# How to find streaks in a categorical vector?

5 views (last 30 days)
buhmatlab on 30 Apr 2020
Answered: Peter Perkins on 5 May 2020
Hi,
is there a way to identify streaks in a categorical vector? Considering number vectors, I've found out that it might be useful to work with the functions find and diff but as this problem is concerned with a categorical vector, this does not work. Is there a workaround or would I need to convert my categorical vector into a number vector?
The table below illustrates my plan:
+--------+--------+
| CatVec | SerVec |
+--------+--------+
| A | 1 |
+--------+--------+
| C | 1 |
+--------+--------+
| A | 1 |
+--------+--------+
| B | 1 |
+--------+--------+
| B | 2 |
+--------+--------+
| C | 1 |
+--------+--------+
| A | 1 |
+--------+--------+
| A | 2 |
+--------+--------+
| A | 3 |
+--------+--------+
| B | 1 |
+--------+--------+
| C | 1 |
+--------+--------+
| C | 2 |
+--------+--------+

Image Analyst on 30 Apr 2020
Did you look at the findgroups() function?
Ameer Hamza on 30 Apr 2020
To easily solve this problem, It will be much easier to use double datatype as compared to categorical. You can simply use double() to convert the categorical array to the double array.
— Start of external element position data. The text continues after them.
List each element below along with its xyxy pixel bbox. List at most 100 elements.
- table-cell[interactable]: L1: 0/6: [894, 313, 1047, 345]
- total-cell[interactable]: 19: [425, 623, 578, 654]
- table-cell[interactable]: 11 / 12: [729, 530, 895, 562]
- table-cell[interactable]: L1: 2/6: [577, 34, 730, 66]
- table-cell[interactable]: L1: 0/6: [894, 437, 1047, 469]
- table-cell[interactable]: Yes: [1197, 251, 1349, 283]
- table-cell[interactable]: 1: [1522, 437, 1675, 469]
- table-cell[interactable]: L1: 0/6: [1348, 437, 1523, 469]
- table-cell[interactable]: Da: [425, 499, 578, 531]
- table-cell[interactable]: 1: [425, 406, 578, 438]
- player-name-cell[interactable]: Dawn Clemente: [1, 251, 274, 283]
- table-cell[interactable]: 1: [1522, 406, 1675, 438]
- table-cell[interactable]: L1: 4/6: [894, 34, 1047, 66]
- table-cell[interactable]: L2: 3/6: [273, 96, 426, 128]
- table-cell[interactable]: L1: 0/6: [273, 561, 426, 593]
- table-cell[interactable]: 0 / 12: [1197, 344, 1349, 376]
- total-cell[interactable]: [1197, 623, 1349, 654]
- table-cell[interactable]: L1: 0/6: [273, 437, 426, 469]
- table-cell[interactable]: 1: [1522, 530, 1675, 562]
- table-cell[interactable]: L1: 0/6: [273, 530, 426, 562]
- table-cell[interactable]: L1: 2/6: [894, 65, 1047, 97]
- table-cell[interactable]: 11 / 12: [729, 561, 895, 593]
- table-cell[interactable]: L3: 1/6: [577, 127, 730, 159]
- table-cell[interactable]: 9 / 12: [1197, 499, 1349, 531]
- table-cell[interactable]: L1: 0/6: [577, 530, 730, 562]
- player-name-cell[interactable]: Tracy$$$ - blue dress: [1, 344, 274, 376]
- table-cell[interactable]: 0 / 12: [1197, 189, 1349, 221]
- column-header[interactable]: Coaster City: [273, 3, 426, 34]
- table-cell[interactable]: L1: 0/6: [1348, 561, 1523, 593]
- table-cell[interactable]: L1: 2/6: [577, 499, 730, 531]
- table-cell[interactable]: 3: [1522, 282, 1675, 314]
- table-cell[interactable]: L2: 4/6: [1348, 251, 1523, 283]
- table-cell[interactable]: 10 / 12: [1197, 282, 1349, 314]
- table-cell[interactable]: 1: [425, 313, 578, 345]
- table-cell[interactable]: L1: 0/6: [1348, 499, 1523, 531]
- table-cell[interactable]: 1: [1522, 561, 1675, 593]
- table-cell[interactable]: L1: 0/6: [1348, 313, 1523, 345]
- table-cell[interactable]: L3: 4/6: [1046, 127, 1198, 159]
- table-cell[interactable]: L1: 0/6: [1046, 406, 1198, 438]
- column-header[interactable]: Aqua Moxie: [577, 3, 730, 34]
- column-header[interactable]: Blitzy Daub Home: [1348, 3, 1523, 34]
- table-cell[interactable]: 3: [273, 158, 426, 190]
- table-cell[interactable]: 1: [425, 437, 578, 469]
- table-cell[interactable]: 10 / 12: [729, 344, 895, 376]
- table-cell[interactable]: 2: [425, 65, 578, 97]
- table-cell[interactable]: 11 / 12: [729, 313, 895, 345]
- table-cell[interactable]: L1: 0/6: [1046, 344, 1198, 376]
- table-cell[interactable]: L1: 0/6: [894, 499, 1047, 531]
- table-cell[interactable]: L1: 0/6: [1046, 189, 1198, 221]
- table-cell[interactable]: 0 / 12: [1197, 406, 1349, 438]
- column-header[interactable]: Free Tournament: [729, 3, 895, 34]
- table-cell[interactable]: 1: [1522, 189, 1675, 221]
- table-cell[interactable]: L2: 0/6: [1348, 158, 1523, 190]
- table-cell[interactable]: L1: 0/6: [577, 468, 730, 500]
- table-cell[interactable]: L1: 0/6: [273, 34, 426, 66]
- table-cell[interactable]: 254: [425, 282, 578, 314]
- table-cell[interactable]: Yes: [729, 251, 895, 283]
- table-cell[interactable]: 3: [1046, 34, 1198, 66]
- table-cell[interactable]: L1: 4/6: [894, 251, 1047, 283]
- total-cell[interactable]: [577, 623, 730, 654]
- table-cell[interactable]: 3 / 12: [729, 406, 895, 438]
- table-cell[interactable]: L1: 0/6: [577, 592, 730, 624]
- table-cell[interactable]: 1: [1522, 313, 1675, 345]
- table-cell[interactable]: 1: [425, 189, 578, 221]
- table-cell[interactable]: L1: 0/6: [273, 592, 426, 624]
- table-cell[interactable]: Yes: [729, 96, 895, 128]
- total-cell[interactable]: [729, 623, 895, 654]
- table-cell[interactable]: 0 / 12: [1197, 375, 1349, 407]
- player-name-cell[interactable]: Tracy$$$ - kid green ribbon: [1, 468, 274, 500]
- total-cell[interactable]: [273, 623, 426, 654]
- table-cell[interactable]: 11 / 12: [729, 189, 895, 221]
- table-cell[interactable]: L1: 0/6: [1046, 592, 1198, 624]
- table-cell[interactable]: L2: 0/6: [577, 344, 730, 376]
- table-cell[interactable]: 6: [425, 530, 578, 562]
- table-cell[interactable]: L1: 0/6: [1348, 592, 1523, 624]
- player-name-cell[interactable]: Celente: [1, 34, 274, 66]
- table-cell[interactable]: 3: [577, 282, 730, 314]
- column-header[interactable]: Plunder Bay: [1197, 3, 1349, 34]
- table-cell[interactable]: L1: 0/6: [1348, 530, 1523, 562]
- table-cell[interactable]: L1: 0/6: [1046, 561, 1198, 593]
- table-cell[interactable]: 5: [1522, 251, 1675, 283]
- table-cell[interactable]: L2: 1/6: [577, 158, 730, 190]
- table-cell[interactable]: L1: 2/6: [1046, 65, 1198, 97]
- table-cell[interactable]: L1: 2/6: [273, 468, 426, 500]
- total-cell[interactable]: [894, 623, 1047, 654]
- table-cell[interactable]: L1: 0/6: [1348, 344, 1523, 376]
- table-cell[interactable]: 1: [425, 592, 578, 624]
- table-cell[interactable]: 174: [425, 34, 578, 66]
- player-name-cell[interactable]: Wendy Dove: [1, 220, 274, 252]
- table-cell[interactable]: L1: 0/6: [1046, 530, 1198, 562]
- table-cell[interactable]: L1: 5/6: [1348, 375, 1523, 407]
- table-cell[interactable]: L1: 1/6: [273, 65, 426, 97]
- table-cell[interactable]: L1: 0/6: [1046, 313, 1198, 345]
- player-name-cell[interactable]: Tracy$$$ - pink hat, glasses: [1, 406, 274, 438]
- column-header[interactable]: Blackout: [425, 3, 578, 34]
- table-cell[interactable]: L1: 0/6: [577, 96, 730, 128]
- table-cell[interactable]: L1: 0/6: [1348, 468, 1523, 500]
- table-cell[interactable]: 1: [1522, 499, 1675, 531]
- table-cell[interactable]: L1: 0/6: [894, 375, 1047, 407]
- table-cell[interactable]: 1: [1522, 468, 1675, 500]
Peter Perkins on 5 May 2020
diff is a numeric function. categorical is not numeric. Ordinal categoricals have a mathematical ordering, but they don't have a "distance", so diff makes no sense for them.
But diff(x) is just x(2:end) - x(1:end-1). Again, categorical isn't numeric, but remember, the "trick" is not just diff(x), it's diff(x) > 0, so what you want is
d = c(2:end) ~= c(1:end-1)
At that point, you are exactly where you'd be if you had started with a numeric vector. Your runs (including singleton runs) begin at find(d) and the run lengths are diff(find(d)).

Vimal Rathod on 5 May 2020
You can use "findgroups" function to make groups in Categorical Data. The function accepts the data as categorical data so you don't need to change your data.